Abstracts

Rationale: Syndromes featuring seizures, intellectual disability and spastic paraparesis have  known familial contributions  Over 48 loci and 25 genes have been identified for hereditary spastic paraplegias, of which at least ten are dominantly inherited, and proteins involved in intracellular trafficking, mitochondrial metabolism, and myelination are disrupted. Here we implicate a new gene pathway in this genetically heterogeneous disorder. Methods: We studied a three-generation Australian family with childhood-onset tonic-clonic seizures and myoclonic jerks, developmental delay and regression, and spastic paraparesis. Mildly affected subjects just had seizures without spastic paraparesis or intellectual impairment. We performed exome sequencing of two severely affected sisters. Results: We identified a novel missense mutation (c.3952A>G; p.I1318V) in the CADPS gene encoding the calcium-dependent activator protein for secretion. Segregation analysis was consistent with dominant inheritance through the paternal line. The CADPS gene is intolerant to variation and the novel mutation is located towards the C-terminal end of the protein in a region known to mediate association of dense core vesicles with target membranes at presynaptic neuronal terminals.
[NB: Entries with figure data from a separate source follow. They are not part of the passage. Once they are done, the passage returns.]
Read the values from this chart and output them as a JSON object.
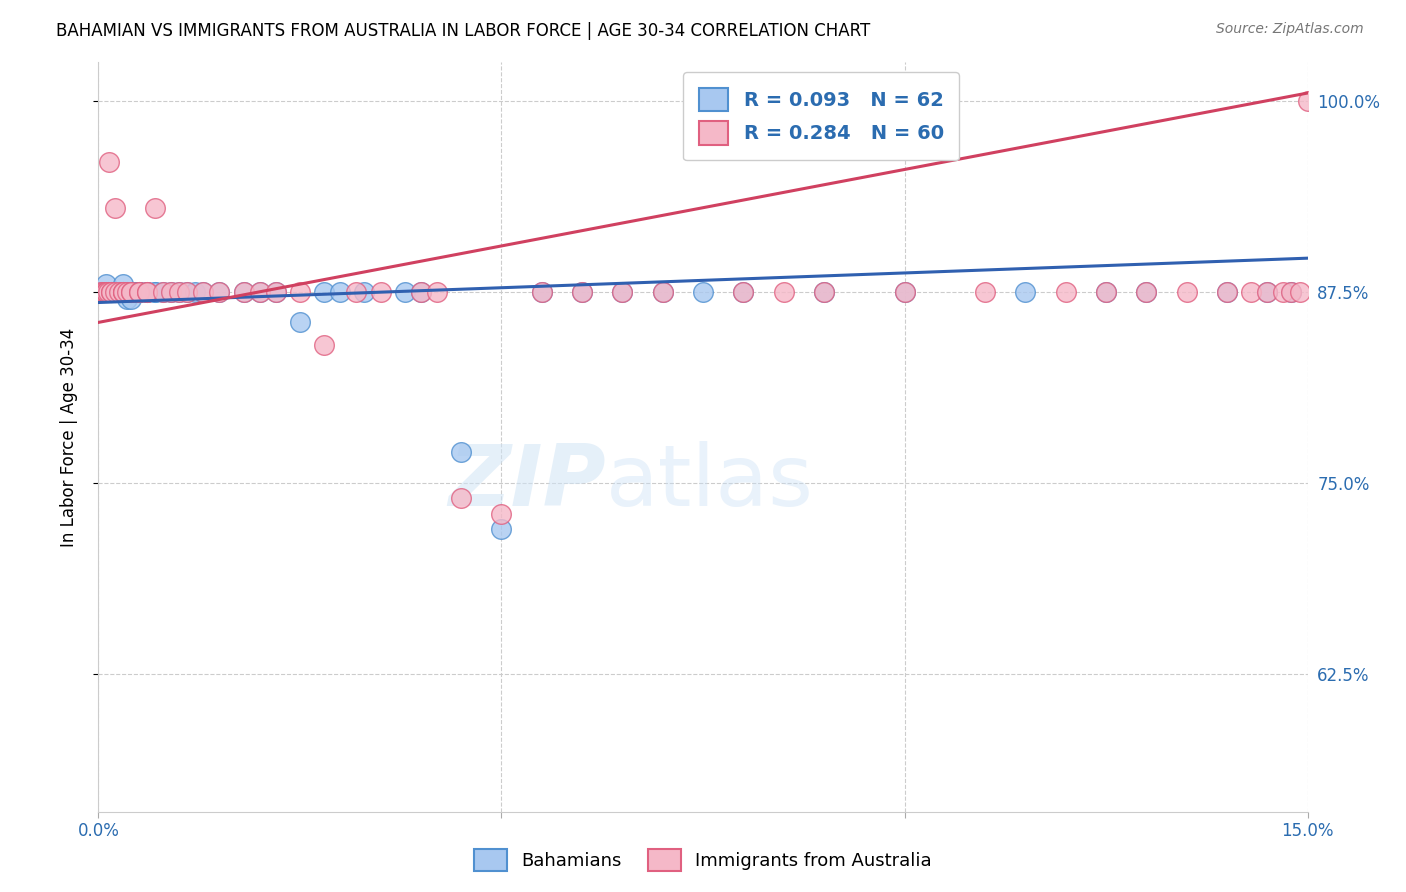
{
  "title": "BAHAMIAN VS IMMIGRANTS FROM AUSTRALIA IN LABOR FORCE | AGE 30-34 CORRELATION CHART",
  "source": "Source: ZipAtlas.com",
  "ylabel": "In Labor Force | Age 30-34",
  "x_min": 0.0,
  "x_max": 0.15,
  "y_min": 0.535,
  "y_max": 1.025,
  "y_ticks": [
    0.625,
    0.75,
    0.875,
    1.0
  ],
  "y_tick_labels": [
    "62.5%",
    "75.0%",
    "87.5%",
    "100.0%"
  ],
  "blue_color": "#A8C8F0",
  "pink_color": "#F5B8C8",
  "blue_edge_color": "#5090D0",
  "pink_edge_color": "#E06080",
  "blue_line_color": "#3060B0",
  "pink_line_color": "#D04060",
  "legend_blue_r": 0.093,
  "legend_blue_n": 62,
  "legend_pink_r": 0.284,
  "legend_pink_n": 60,
  "bottom_legend_blue": "Bahamians",
  "bottom_legend_pink": "Immigrants from Australia",
  "blue_trend_x0": 0.0,
  "blue_trend_x1": 0.15,
  "blue_trend_y0": 0.868,
  "blue_trend_y1": 0.897,
  "pink_trend_x0": 0.0,
  "pink_trend_x1": 0.15,
  "pink_trend_y0": 0.855,
  "pink_trend_y1": 1.005,
  "blue_x": [
    0.0003,
    0.0005,
    0.0007,
    0.001,
    0.001,
    0.0012,
    0.0012,
    0.0015,
    0.0015,
    0.002,
    0.002,
    0.002,
    0.0025,
    0.0025,
    0.003,
    0.003,
    0.003,
    0.003,
    0.0035,
    0.0035,
    0.004,
    0.004,
    0.0045,
    0.005,
    0.005,
    0.005,
    0.006,
    0.006,
    0.007,
    0.007,
    0.008,
    0.009,
    0.01,
    0.011,
    0.012,
    0.013,
    0.015,
    0.018,
    0.02,
    0.022,
    0.025,
    0.028,
    0.03,
    0.033,
    0.038,
    0.04,
    0.045,
    0.05,
    0.055,
    0.06,
    0.065,
    0.07,
    0.075,
    0.08,
    0.09,
    0.1,
    0.115,
    0.125,
    0.13,
    0.14,
    0.145,
    0.148
  ],
  "blue_y": [
    0.875,
    0.875,
    0.875,
    0.875,
    0.88,
    0.875,
    0.875,
    0.875,
    0.875,
    0.875,
    0.875,
    0.875,
    0.875,
    0.875,
    0.875,
    0.88,
    0.875,
    0.875,
    0.875,
    0.87,
    0.87,
    0.875,
    0.875,
    0.875,
    0.875,
    0.875,
    0.875,
    0.875,
    0.875,
    0.875,
    0.875,
    0.875,
    0.875,
    0.875,
    0.875,
    0.875,
    0.875,
    0.875,
    0.875,
    0.875,
    0.855,
    0.875,
    0.875,
    0.875,
    0.875,
    0.875,
    0.77,
    0.72,
    0.875,
    0.875,
    0.875,
    0.875,
    0.875,
    0.875,
    0.875,
    0.875,
    0.875,
    0.875,
    0.875,
    0.875,
    0.875,
    0.875
  ],
  "pink_x": [
    0.0003,
    0.0005,
    0.0007,
    0.001,
    0.001,
    0.0012,
    0.0013,
    0.0015,
    0.0015,
    0.002,
    0.002,
    0.0025,
    0.003,
    0.003,
    0.003,
    0.0035,
    0.004,
    0.004,
    0.005,
    0.005,
    0.006,
    0.006,
    0.007,
    0.008,
    0.009,
    0.01,
    0.011,
    0.013,
    0.015,
    0.018,
    0.02,
    0.022,
    0.025,
    0.028,
    0.032,
    0.035,
    0.04,
    0.042,
    0.045,
    0.05,
    0.055,
    0.06,
    0.065,
    0.07,
    0.08,
    0.085,
    0.09,
    0.1,
    0.11,
    0.12,
    0.125,
    0.13,
    0.135,
    0.14,
    0.143,
    0.145,
    0.147,
    0.148,
    0.149,
    0.15
  ],
  "pink_y": [
    0.875,
    0.875,
    0.875,
    0.875,
    0.875,
    0.875,
    0.96,
    0.875,
    0.875,
    0.93,
    0.875,
    0.875,
    0.875,
    0.875,
    0.875,
    0.875,
    0.875,
    0.875,
    0.875,
    0.875,
    0.875,
    0.875,
    0.93,
    0.875,
    0.875,
    0.875,
    0.875,
    0.875,
    0.875,
    0.875,
    0.875,
    0.875,
    0.875,
    0.84,
    0.875,
    0.875,
    0.875,
    0.875,
    0.74,
    0.73,
    0.875,
    0.875,
    0.875,
    0.875,
    0.875,
    0.875,
    0.875,
    0.875,
    0.875,
    0.875,
    0.875,
    0.875,
    0.875,
    0.875,
    0.875,
    0.875,
    0.875,
    0.875,
    0.875,
    1.0
  ]
}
Key to this association is tethering to target membranes via high affinity with components of the SNARE complex, such as SNAP25 that has previously been implicated in epileptic encephalopathies. Conclusions: Our data supports perturbation of synaptic transmission at presynaptic terminals in this complex familial syndrome. We are now pursuing additional CADPS mutations in unrelated cases, and performing functional studies on fibroblast cell lines from family members to elucidate pathogenic mechanisms.     Funding: This study was supported by National Health and Medical Research Council Program Grant (1091593) to S.F.B, and I.E.S., a Project Grant (1129054) to S.F.B, a Project Grant (1079058) to M.S.H, and a R.D. Wright Career Development Fellowship (1063799) to M.S.H.